We already reported using the data from the Korean National Health Insurance System that recipient age is an important factor for in-hospital mortality after DDLT.16 A single-center study showed that patients aged ≥70 years should not be excluded from LT or even LDLT based solely on recipient age. This implies that careful selection of recipients and donors and meticulous surgical technique are necessary for successful results.17 However, our study again shows that elderly patients have increased mortality after liver transplantation.
Our study had several limitations. First, this study was retrospective; therefore, unknown or unmeasured confounding variables are possible. However, the present study provides outcomes over a relatively long follow-up period. Second, no cost saving effect was analyzed because there were no available data. Third, there were several significant differences between the two groups, including etiology for DDLT, hepatorenal syndrome, MELD score, and observation period. Lastly, our study included a small number of DDLT cases. Western countries have many DDLT cases, where the deceased donation rate is higher than in our country and in Eastern Asia. We cannot know the appropriate sample size necessary to draw a conclusion, but we think that our data sufficiently support our conclusion.
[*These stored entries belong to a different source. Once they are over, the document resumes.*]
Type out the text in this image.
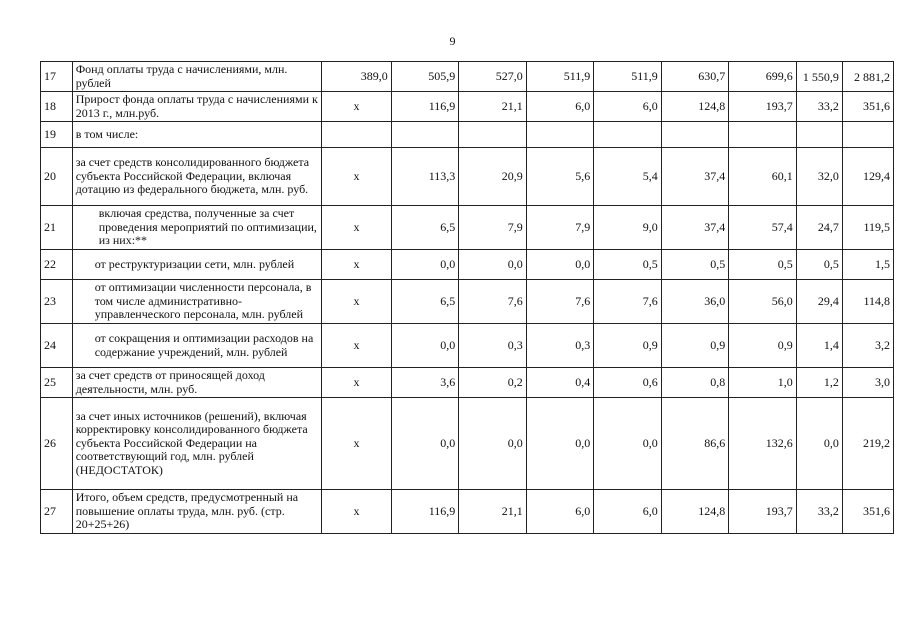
9
17	Фонд оплаты труда с начислениями, млн. рублей	389,0	505,9	527,0	511,9	511,9	630,7	699,6	1 550,9	2 881,2
18	Прирост фонда оплаты труда с начислениями к 2013 г., млн.руб.	х	116,9	21,1	6,0	6,0	124,8	193,7	33,2	351,6
19	в том числе:									
20	за счет средств консолидированного бюджета субъекта Российской Федерации, включая дотацию из федерального бюджета, млн. руб.	х	113,3	20,9	5,6	5,4	37,4	60,1	32,0	129,4
21	включая средства, полученные за счет проведения мероприятий по оптимизации, из них:**	х	6,5	7,9	7,9	9,0	37,4	57,4	24,7	119,5
22	от реструктуризации сети, млн. рублей	х	0,0	0,0	0,0	0,5	0,5	0,5	0,5	1,5
23	от оптимизации численности персонала, в том числе административно-управленческого персонала, млн. рублей	х	6,5	7,6	7,6	7,6	36,0	56,0	29,4	114,8
24	от сокращения и оптимизации расходов на содержание учреждений, млн. рублей	х	0,0	0,3	0,3	0,9	0,9	0,9	1,4	3,2
25	за счет средств от приносящей доход деятельности, млн. руб.	х	3,6	0,2	0,4	0,6	0,8	1,0	1,2	3,0
26	за счет иных источников (решений), включая корректировку консолидированного бюджета субъекта Российской Федерации на соответствующий год, млн. рублей (НЕДОСТАТОК)	х	0,0	0,0	0,0	0,0	86,6	132,6	0,0	219,2
27	Итого, объем средств, предусмотренный на повышение оплаты труда, млн. руб. (стр. 20+25+26)	х	116,9	21,1	6,0	6,0	124,8	193,7	33,2	351,6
In conclusion, generic tacrolimus is an alternative comparable to brand-name tacrolimus after adult DDLT. However, the results of the present study cannot be generalized to other generic formulations of tacrolimus.
All authors contributed to data analysis, drafting and revising the article, gave final approval of the version to be published, and agree to be accountable for all aspects of the work.
The authors report no conflicts of interest in this work.